CAM Solar sent out a press release this week circulating the news that a recent study from Wells Fargo published in the Journal of Appraisers found that solar electric systems add 20 times the annual utility savings they generate to the real estate value of the home.
“This increases the value of a home by 3-4 percent,” according to the release. “That would mean an average 5-kilowatt solar system could add up to $9,000 in equity to the home it was installed on.”
And that’s great news for homeowners thinking about investing in solar. It means they’re likely to recover most, if not all, of their capital investment in their solar array even after enjoying savings on their utility bills for years.
If a homeowner pays $5 per watt, a 5-kilowatt system would cost $25,000, minus the 30 percent federal tax credit and utility rebates, which often reach to about another 30 percent of the system cost.

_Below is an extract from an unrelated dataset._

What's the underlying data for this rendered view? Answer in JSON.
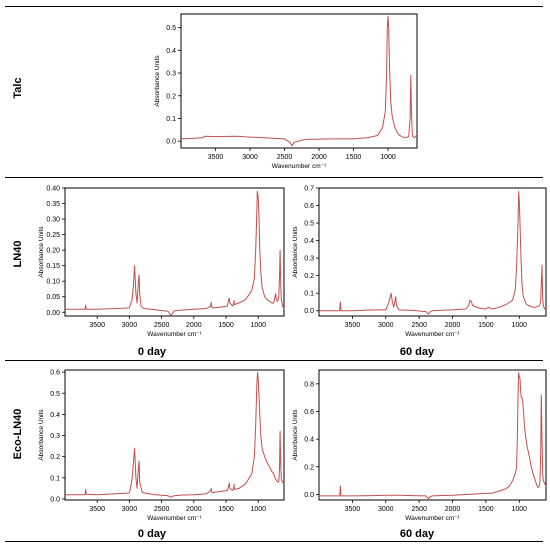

CAM installs solar arrays on residential rooftops in Texas, including condominiums and apartment complexes and works with builders who want to include rooftop solar energy systems with the homes they sell.
The recent Wells Fargo and Journal of Appraisers study echoes the results of a comprehensive 2011 study from researchers at the Lawrence Berkley National Laboratory. The researchers compared home sales prices of houses with and without solar installations in California. While the study period ended in 2009, it found that California homes with solar photovoltaic panels sold for a premium over those without them. At that time, the premium ranged from $3.90 to $6.40 per watt of capacity, according to a New York Times article. And at that time, the average cost of a solar array was $5.50 per watt.
The average sales price premium came out to about $17,000 for a 3-kilowatt system.
“These average sales price premiums appear to be comparable to the investment that homeowners have made to install PV systems in California,” according to the study.
However, that study found that people who bought brand new homes with solar already installed on them were less likely to get the same premiums when they sold their homes. And there was no mention of homeowners who leased rooftop solar panels in either release.